Now this part I understand. Not the pies, but the longing for a respite from hypermodernity. The other night I went to a family birthday dinner in which conversation for most of the evening fluttered around everyone’s latest device: mini-ipad vs. Kindle, how to get wifi on one’s phone, the latest operating system upgrades. And I can’t even blame this on the young people. The median age of the gathered relatives was 47. For the record, I’m not the only grump tired of not being able to look people in the eye because they’re preoccupied with their cellphones. Even hip, postmodern author Jonathan Foer isn’t happy about this. And then there’s hypersexualization. I was appalled to read the copy on a little packet of hair product my stylist gave me. It stated that if I used this product, I would receive, among other things, at least eight invitations to engage in casual sexual encounters, except the word used to describe said encounters began with F, its crudity lightly disguised with asterisks. On conditioner packaging! The company that made this product is based in Australia, but that’s no excuse.
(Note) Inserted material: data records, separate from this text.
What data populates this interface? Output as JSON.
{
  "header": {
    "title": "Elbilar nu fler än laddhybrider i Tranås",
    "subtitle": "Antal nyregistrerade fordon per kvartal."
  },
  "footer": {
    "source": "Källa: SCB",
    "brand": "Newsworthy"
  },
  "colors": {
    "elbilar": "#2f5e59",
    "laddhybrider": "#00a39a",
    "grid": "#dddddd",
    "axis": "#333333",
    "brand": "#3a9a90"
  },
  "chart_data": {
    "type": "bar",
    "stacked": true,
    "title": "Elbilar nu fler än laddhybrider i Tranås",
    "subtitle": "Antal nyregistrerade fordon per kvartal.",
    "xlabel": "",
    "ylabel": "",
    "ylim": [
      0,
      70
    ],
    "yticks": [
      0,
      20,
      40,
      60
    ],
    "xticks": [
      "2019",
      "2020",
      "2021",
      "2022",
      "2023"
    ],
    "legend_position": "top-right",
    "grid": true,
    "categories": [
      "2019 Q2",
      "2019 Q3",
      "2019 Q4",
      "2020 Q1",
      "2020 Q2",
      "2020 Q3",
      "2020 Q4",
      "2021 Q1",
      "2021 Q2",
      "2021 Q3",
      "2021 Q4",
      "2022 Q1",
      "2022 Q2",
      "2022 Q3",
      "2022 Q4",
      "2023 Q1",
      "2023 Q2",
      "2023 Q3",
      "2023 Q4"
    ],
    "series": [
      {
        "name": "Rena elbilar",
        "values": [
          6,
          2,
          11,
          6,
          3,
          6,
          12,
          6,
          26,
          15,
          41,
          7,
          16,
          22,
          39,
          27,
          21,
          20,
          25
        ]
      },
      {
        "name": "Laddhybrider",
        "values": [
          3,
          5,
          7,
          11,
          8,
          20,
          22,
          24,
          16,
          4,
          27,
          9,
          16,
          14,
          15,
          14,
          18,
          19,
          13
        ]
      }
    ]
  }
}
So I get that we live in a hypersexualized, hypermodern world and that reading is one way to retreat to an alternative universe. As Weaver-Zurcher observes, “literature can serve as a semaphore for the subculture that produces and consumes it, a flag by which it expresses concern regarding contemporary cultural directions.” In other words, we create and consume the fictions we need in order to deal with our anxieties, and apparently, many readers find Amish life an effective tonic. At least a fictionalized version of Amish life, nicely adjusted to give readers a pleasant dip—or as Weaver-Zurcher describes it, “imaginative transport”—in another world through fiction.
This is not a bad thing, necessarily. It’s one of the most important cultural purposes of fiction in general. So I’m not as inclined as I used to be to be, thanks to The Thrill of the Chaste, to regard this genre with disdain. I now have a much clearer understanding of Amish romance, its readers, and its cultural uses—which are not so different from the ways we use higher-brow genres.
In any case, I have my lowbrow “vices,” too, my imaginative transports of choice to help me escape the perils of hypermodernity. I used to love Dr. Quinn, Medicine Woman, for example, and more recently, the wonderful/awful show Merlin. Amish romance is still not going to be my choice, but hey, there are worse ways to cure what ails you when you’re suffering from the hypermodernity blues.